Magnetica è davvero la parola giusta per descriverla.
Il documentario è fatto davvero bene: interviste, recupero di spezzoni live mai visti prima, foto, i luoghi di Mia. Come ad esempio una casa in cui viveva a Seattle assieme al resto della band, in una sorta di vera e propria comune. Uniti da amicizia, lealtà, fratellanza. E birra. “Eravamo giovani, annoiati, arrabbiati, un po’ ubriachi, pieni di energia: decisamente punk. Eravamo convinti che niente sarebbe accaduto se non fossimo stati noi stessi a farlo accadere”.

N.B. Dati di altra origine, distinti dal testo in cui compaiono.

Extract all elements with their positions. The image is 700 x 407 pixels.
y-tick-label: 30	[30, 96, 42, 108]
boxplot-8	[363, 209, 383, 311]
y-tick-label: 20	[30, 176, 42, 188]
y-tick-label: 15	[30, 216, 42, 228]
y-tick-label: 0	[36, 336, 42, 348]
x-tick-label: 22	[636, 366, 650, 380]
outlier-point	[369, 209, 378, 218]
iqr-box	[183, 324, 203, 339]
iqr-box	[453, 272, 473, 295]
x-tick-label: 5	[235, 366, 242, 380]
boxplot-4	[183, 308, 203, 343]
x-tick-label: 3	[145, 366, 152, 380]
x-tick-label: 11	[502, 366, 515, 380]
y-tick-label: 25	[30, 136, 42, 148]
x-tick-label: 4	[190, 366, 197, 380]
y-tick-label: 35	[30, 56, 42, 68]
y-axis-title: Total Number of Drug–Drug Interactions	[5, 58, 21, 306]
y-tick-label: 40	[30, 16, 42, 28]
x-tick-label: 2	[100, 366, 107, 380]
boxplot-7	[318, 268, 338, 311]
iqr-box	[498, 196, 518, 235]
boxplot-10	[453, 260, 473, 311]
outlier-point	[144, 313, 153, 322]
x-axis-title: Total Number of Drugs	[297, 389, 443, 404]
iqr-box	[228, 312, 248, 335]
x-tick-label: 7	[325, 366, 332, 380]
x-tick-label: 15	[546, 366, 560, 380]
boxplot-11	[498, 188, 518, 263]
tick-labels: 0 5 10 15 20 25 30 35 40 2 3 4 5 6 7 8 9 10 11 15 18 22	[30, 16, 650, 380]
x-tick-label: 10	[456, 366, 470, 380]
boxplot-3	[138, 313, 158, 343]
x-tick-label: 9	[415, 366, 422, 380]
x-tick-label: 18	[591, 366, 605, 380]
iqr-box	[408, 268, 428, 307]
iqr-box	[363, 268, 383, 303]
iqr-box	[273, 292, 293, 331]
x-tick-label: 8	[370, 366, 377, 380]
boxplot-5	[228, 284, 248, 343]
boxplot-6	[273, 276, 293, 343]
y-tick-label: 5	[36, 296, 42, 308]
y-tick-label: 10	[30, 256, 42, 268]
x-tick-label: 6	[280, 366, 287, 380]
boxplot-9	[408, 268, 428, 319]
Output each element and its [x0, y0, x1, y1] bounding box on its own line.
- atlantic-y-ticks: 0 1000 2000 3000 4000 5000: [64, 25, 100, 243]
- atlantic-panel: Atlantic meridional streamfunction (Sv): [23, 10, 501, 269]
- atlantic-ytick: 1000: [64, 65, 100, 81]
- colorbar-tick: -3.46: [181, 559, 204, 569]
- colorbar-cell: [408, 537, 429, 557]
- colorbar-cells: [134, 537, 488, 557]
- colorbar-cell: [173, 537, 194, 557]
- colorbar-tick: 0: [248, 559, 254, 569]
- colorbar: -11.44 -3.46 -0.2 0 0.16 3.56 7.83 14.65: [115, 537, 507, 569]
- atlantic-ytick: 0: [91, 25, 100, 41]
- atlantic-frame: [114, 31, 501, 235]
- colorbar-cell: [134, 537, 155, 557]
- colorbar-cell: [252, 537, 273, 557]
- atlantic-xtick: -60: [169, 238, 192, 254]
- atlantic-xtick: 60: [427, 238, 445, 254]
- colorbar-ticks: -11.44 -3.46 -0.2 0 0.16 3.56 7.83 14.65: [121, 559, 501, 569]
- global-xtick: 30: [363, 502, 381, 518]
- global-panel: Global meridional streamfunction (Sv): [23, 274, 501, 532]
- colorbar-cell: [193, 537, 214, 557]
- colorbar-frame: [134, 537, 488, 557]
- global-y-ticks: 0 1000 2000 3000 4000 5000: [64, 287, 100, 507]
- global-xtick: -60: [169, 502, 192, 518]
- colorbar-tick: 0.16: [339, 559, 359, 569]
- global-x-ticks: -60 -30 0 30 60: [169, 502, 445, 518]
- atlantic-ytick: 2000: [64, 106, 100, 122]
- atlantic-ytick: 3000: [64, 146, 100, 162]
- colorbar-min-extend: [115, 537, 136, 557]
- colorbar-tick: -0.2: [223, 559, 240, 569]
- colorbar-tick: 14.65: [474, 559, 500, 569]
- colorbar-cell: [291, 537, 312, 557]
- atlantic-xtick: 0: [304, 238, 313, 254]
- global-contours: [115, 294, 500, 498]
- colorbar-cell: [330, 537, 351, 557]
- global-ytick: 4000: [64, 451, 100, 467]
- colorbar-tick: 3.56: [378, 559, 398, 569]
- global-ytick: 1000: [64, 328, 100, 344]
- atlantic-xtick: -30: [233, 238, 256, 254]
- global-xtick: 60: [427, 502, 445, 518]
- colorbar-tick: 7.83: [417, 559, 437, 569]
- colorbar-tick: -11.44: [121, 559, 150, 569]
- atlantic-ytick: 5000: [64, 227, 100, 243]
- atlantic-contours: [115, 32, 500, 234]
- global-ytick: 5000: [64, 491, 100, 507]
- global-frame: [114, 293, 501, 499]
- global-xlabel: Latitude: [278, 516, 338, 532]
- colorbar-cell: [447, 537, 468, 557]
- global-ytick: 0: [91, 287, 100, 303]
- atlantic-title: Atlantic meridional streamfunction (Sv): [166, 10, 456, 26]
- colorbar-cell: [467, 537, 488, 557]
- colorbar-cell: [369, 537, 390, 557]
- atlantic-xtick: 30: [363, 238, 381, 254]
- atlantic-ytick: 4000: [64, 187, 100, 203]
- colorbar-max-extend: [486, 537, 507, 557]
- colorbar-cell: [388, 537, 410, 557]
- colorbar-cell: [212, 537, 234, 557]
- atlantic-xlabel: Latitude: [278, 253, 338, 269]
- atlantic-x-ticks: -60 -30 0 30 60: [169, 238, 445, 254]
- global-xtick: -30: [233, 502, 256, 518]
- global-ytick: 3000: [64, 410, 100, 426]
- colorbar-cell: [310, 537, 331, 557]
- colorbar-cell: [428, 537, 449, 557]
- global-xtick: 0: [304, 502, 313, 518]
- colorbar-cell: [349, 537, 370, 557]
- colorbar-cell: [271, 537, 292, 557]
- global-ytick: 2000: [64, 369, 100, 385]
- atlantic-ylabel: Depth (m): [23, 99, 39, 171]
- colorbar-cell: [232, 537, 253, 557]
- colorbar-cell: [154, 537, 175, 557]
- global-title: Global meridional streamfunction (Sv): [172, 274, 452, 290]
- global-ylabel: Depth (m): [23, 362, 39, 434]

Ad un certo punto, ad un festino nella loro Rathouse si vede appeso alla parete un enorme poster dei Jingo De Lunch: non è un caso. La persona che mi passò la prima cassettina con un disco dei Gits mi disse proprio: se ami il modo di cantare di Yvonne e ti piacciono i Jingo, impazzirai per Mia e i suoi Gits. E così fu: colpo di fulmine. Uno di quegli amori così totali che accadono poche volte, purtroppo. La voce di Mia è una di quelle che tocca corde speciali, arriva dove mi arrivano giusto Layne Staley, Edda, Yvonne Ducksworth e pochi altri. Musica che ti arriva alla stomaco, alle viscere. All’anima, Roba di spessore. Nel documentario compare anche Joan Jett: ha partecipato alla raccolta di fondi per le investigazioni private sulla morte di Mia e assieme ai restanti membri dei The Gits, ha registrato nel 1996 il disco Evil Stig che includeva diverso materiale di Zapata. Se ho capito bene, Joan Jett è stata anche tra i finanziatori del documentario. Dopo la morte di Mia, la batterista Valerie Agnew del gruppo 7 Year Bitch fondò, assieme a Stavey Westcott, l’organizzazione Home Alive per sensibilizzare e raccogliere fondi a favore dell’auto-difesa. Home Alive ha anche distribuito un CD, The Art Of Self Defence, che includeva brani dei the Gits oltre che di artisti del calibro di Nirvana, Pearl Jam e molti altri.
Visto che abbiamo citato Joan Jett, prometto una prossima puntata sul film dedicato alle Runaways. E chiudo la rubrica con un piccolo aggiornamento sulla Joan Jett triestina, Dorina che stiamo seguendo nella trasmissione Rai 2 X Factor. Nella prima puntata ha cantato “Heavy Cross” dei Gossip e ci ha stesi tutti. Ora la aspettiamo martedì nella seconda puntata. E come hai detto lei stessa in un’intervista: “Forza e coraggio che la vita xe de passaggio”.